1. Walk around your house while you brush your teeth.

You have to brush your teeth everyday. (Okay, it’s technically a recommendation but I want to keep my teeth so I consider it a requirement in my day. It’s a twice a day commitment for me.) Normally, you stand at the sink with a toothbrush moving in your mouth. Your arms are getting some movement, but why no throw in a little extra movement for your feet? Take that toothbrush and walk around your home. The sink will never be too far away so you can use it as you need it. I did this during my morning brushing and racked up an extra 100 steps or more.

2. Take the stairs.

Going to the second floor? The elevator may seem like an easy option but easy isn’t always best. By taking the stairs, you’ll gain extra steps and the added bonus of elevation which helps you burn even more calories. In the end, the elevator doesn’t really save you on time so you’re not gaining much by taking it. (If you have to take the elevator for some reason, then pace back and forth while you’re riding it to get a few extra steps. Again, it’s a moment in your day when you’re standing still but could be moving.)

3. Get up and dance.

A few months ago, I was doing the Cize program by Shaun T. It’s a fast paced workout program that teaches you the moves to a dance as you go along. I was gaining an extra 2000 – 5000 steps per workout. This was when I started to make a connection between dancing and FitBit steps. I made the full connection the night that I was 900 steps from my goal. I turned on a dance station on Pandora and rocked it out in my living room for about 10 minutes. I quickly gained the steps I needed and watched my calorie burn soar on my FitBit. I highly recommend taking a dance break every now and then to get your body moving. (P.S. It can also help relieve stress!)

4. Take the long way.

Do you have a choice of routes? Is one longer than the other? It may seem obvious that the long route would get you more steps but we don’t always think about that.
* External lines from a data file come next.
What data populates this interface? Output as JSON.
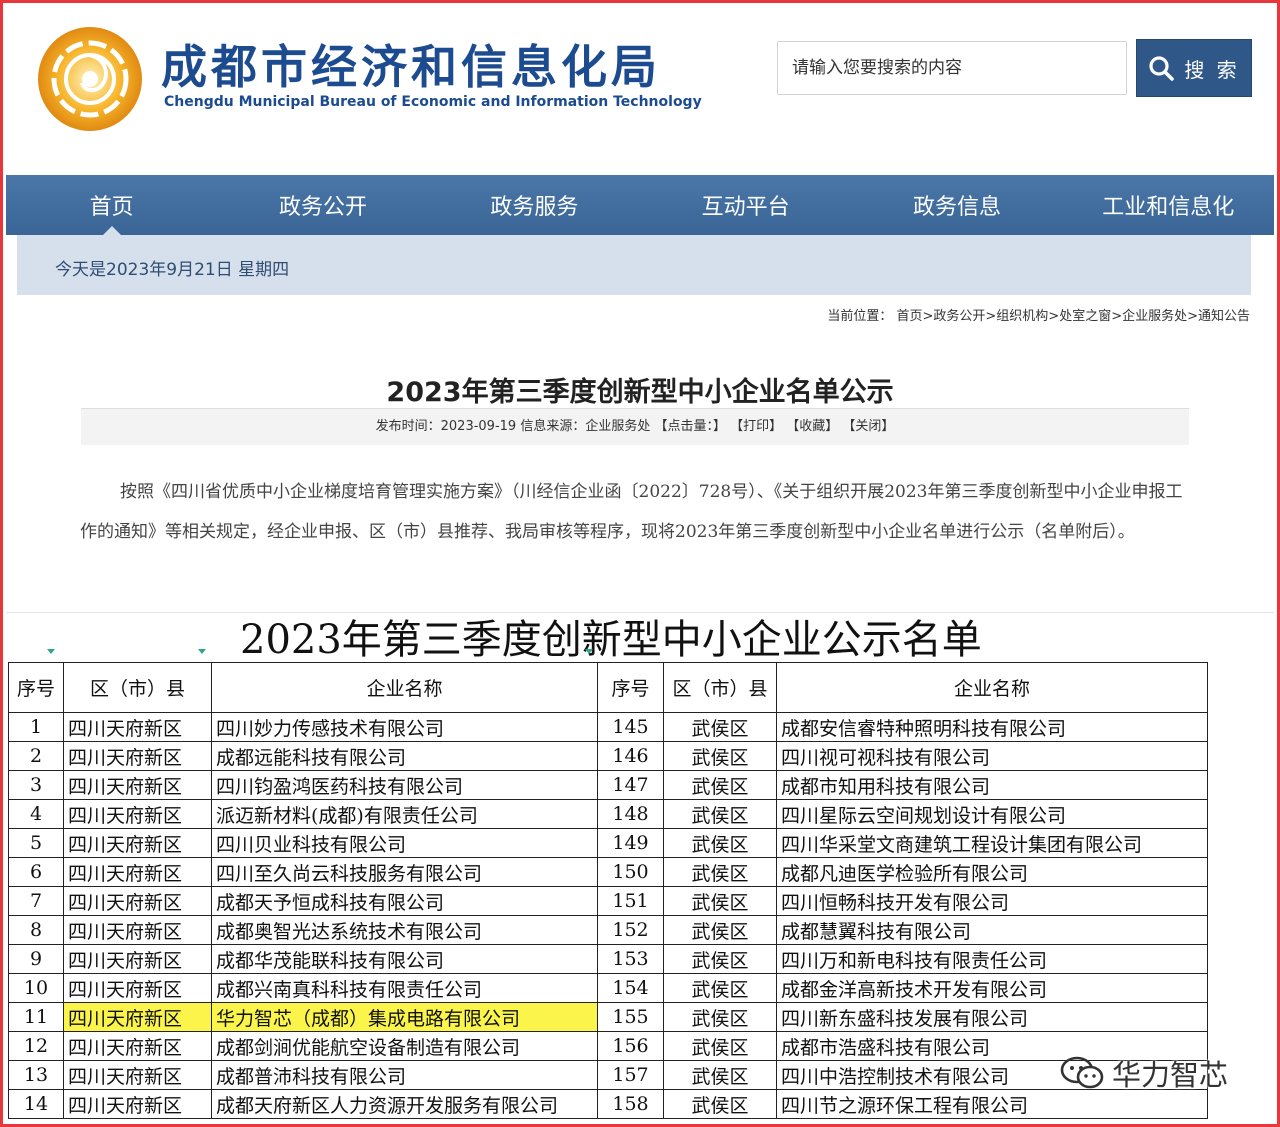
{
  "header": {
    "title": "成都市经济和信息化局",
    "subtitle": "Chengdu Municipal Bureau of Economic and Information Technology",
    "search_placeholder": "请输入您要搜索的内容",
    "search_button": "搜 索"
  },
  "nav": {
    "items": [
      {
        "label": "首页"
      },
      {
        "label": "政务公开"
      },
      {
        "label": "政务服务"
      },
      {
        "label": "互动平台"
      },
      {
        "label": "政务信息"
      },
      {
        "label": "工业和信息化"
      }
    ]
  },
  "date_text": "今天是2023年9月21日 星期四",
  "breadcrumb": "当前位置： 首页>政务公开>组织机构>处室之窗>企业服务处>通知公告",
  "article": {
    "title": "2023年第三季度创新型中小企业名单公示",
    "meta": "发布时间：2023-09-19 信息来源：企业服务处 【点击量：】 【打印】 【收藏】 【关闭】",
    "body": "按照《四川省优质中小企业梯度培育管理实施方案》（川经信企业函〔2022〕728号）、《关于组织开展2023年第三季度创新型中小企业申报工作的通知》等相关规定，经企业申报、区（市）县推荐、我局审核等程序，现将2023年第三季度创新型中小企业名单进行公示（名单附后）。"
  },
  "sheet": {
    "title": "2023年第三季度创新型中小企业公示名单",
    "headers": {
      "seq": "序号",
      "district": "区（市）县",
      "name": "企业名称"
    },
    "rows": [
      {
        "l_seq": "1",
        "l_dist": "四川天府新区",
        "l_name": "四川妙力传感技术有限公司",
        "r_seq": "145",
        "r_dist": "武侯区",
        "r_name": "成都安信睿特种照明科技有限公司"
      },
      {
        "l_seq": "2",
        "l_dist": "四川天府新区",
        "l_name": "成都远能科技有限公司",
        "r_seq": "146",
        "r_dist": "武侯区",
        "r_name": "四川视可视科技有限公司"
      },
      {
        "l_seq": "3",
        "l_dist": "四川天府新区",
        "l_name": "四川钧盈鸿医药科技有限公司",
        "r_seq": "147",
        "r_dist": "武侯区",
        "r_name": "成都市知用科技有限公司"
      },
      {
        "l_seq": "4",
        "l_dist": "四川天府新区",
        "l_name": "派迈新材料(成都)有限责任公司",
        "r_seq": "148",
        "r_dist": "武侯区",
        "r_name": "四川星际云空间规划设计有限公司"
      },
      {
        "l_seq": "5",
        "l_dist": "四川天府新区",
        "l_name": "四川贝业科技有限公司",
        "r_seq": "149",
        "r_dist": "武侯区",
        "r_name": "四川华采堂文商建筑工程设计集团有限公司"
      },
      {
        "l_seq": "6",
        "l_dist": "四川天府新区",
        "l_name": "四川至久尚云科技服务有限公司",
        "r_seq": "150",
        "r_dist": "武侯区",
        "r_name": "成都凡迪医学检验所有限公司"
      },
      {
        "l_seq": "7",
        "l_dist": "四川天府新区",
        "l_name": "成都天予恒成科技有限公司",
        "r_seq": "151",
        "r_dist": "武侯区",
        "r_name": "四川恒畅科技开发有限公司"
      },
      {
        "l_seq": "8",
        "l_dist": "四川天府新区",
        "l_name": "成都奥智光达系统技术有限公司",
        "r_seq": "152",
        "r_dist": "武侯区",
        "r_name": "成都慧翼科技有限公司"
      },
      {
        "l_seq": "9",
        "l_dist": "四川天府新区",
        "l_name": "成都华茂能联科技有限公司",
        "r_seq": "153",
        "r_dist": "武侯区",
        "r_name": "四川万和新电科技有限责任公司"
      },
      {
        "l_seq": "10",
        "l_dist": "四川天府新区",
        "l_name": "成都兴南真科科技有限责任公司",
        "r_seq": "154",
        "r_dist": "武侯区",
        "r_name": "成都金洋高新技术开发有限公司"
      },
      {
        "l_seq": "11",
        "l_dist": "四川天府新区",
        "l_name": "华力智芯（成都）集成电路有限公司",
        "r_seq": "155",
        "r_dist": "武侯区",
        "r_name": "四川新东盛科技发展有限公司",
        "highlight": true
      },
      {
        "l_seq": "12",
        "l_dist": "四川天府新区",
        "l_name": "成都剑涧优能航空设备制造有限公司",
        "r_seq": "156",
        "r_dist": "武侯区",
        "r_name": "成都市浩盛科技有限公司"
      },
      {
        "l_seq": "13",
        "l_dist": "四川天府新区",
        "l_name": "成都普沛科技有限公司",
        "r_seq": "157",
        "r_dist": "武侯区",
        "r_name": "四川中浩控制技术有限公司"
      },
      {
        "l_seq": "14",
        "l_dist": "四川天府新区",
        "l_name": "成都天府新区人力资源开发服务有限公司",
        "r_seq": "158",
        "r_dist": "武侯区",
        "r_name": "四川节之源环保工程有限公司"
      }
    ]
  },
  "watermark": "华力智芯",
  "colors": {
    "brand": "#1d4b8f",
    "nav": "#3e6b9c",
    "date_bar": "#d6e0ec",
    "highlight": "#fbf54b",
    "frame": "#e8363b"
  },
  "icons": {
    "logo": "sun-emblem-icon",
    "search": "search-icon",
    "watermark": "wechat-icon"
  }
}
For some reason, we’re programmed to think about shortcuts and time savers instead of what will give our body movement. When the option is there, take the long route!

5. Walk the dog.

Give your furry friend some exercise and you’ll gain some steps in the process. Already walked them for the day? I’m sure they won’t protest if you pull out their leash for a second time in the day. In fact, they’ll probably think you’re the best thing ever.

6. Walk and talk.

I spend a lot of time talking on the phone with my mom since we live on two different coasts now. That’s a lot of time sitting on the couch with a phone to my ear – until I saw it as the perfect opportunity to increase my steps. Take a walk while you talk to those you love. It’s often hard to multi-task effectively on the phone but a walk is easy to do while talking. Just think – you’ll have company along for your exercise!

7. Wear your FitBit or other tracker.

This one is probably the most obvious tip but I felt it deserved a spot on the list. There is nothing more annoying that knowing you got a lot of steps in and forgot to track them. Make it a habit to wear your tracker everyday and you can avoid this. Since mine has a sleep tracker, I sleep in mine and only take it off for showers and charging. If sleeping in your tracker bothers you, then make it part of your morning routine to put the tracker on.

Do you have a fitness tracker? What are your tips for getting more movement in a day?